DON’T FENCE ME IN

Finally. A sunny morning. As you can see below, last weekend we ripped out the offending white picket fence and weedy, rotten bushes that marched along the front of the house.

You can see the little perennial garden at the side now. The tree in that garden is the infamous Kamikaze Robin ash. Compare with:

We also had the big spruce leaning on the house taken down, the roof redone and the copper downspouts replaced. Plus I spent a month last summer fighting stucco-destroying ivy. (It’s back. Time for round two.)

Why anyone would have wanted to fence this house in is a mystery to me. Although the property looks large, it’s actually pretty small for a house of this size. The fence – in addition for being just plain architecturally wrong for the place – made it look smaller. It also cut the house off from the neighborhood and made it look like a withdrawn dowager, the kind of place the looney lady up the block lives in, that no kid would dare visit for trick or treat. I may BE a looney lady up the street, but I don’t want to be a scary one.

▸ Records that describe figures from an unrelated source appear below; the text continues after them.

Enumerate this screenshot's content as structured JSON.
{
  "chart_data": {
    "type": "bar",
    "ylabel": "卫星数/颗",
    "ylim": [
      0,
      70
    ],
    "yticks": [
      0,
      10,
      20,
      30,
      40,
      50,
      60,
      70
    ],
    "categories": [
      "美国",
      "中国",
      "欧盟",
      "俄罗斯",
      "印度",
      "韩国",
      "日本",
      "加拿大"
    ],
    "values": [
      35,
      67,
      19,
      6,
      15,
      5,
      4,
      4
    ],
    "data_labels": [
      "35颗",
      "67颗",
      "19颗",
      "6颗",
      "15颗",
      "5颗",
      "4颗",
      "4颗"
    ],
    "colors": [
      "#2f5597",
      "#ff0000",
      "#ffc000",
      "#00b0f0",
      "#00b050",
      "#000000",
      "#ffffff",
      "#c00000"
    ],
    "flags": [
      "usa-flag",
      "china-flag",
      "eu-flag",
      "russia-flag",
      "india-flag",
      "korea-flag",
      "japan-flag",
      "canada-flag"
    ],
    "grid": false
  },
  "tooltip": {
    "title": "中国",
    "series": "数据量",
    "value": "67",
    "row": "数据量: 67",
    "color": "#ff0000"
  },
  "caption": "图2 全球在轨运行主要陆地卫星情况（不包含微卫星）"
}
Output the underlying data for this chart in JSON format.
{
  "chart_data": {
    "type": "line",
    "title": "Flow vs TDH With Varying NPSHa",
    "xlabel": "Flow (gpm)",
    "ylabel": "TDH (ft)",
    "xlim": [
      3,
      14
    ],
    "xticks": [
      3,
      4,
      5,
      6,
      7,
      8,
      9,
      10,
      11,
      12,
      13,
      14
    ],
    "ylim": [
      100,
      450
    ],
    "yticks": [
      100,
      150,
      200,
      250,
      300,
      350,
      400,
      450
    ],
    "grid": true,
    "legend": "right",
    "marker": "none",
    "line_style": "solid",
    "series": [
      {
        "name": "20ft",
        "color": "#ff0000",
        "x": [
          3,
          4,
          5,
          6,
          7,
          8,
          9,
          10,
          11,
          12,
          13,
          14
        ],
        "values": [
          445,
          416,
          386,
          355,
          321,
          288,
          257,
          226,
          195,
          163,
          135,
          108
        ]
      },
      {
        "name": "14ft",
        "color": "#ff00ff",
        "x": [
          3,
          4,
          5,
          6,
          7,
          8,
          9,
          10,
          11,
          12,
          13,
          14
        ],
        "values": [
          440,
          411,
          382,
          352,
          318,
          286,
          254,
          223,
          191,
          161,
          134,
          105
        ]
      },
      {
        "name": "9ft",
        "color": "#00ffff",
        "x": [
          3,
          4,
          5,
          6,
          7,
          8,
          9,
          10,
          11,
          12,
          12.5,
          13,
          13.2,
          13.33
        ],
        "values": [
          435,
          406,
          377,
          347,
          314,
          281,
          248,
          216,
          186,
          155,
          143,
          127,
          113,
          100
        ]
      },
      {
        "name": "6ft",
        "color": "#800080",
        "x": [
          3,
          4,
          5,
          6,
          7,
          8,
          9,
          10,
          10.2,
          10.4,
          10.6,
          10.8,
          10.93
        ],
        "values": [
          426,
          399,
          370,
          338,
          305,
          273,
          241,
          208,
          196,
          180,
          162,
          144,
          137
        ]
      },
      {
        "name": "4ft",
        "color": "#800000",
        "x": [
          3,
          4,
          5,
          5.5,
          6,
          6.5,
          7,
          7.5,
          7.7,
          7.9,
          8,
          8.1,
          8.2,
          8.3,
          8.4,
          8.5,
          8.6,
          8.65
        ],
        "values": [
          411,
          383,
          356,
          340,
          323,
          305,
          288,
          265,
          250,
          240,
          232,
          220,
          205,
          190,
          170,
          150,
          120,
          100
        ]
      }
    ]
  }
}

Now here’s a photo the real estate agent would have died to have been able to present:

(The lawn in the foreground actually belongs to the neighbor, my line is at the edge of the driveway.) Compare this one to the best they could manage. Granted, it was taken in February, not the best time of year for Massachusetts house photography:

We dig out the remaining fence posts this weekend. Next is to paint the trim. Perhaps echo the roof’s red in some of it in combo with the white window frames. And turn some of the semicircular scar where the spruce was into a little garden, perhaps with blueberry bushes up against the house, and lower perennials in front. Also, I’m still not sure what to do with the built-in signpost by the front door. Half of me says build a custom hanging flower box for it. The other half thinks that’s too kitschy cute and wants to cut it down to match the newel post on the other side of the steps. We’ll see which half wins.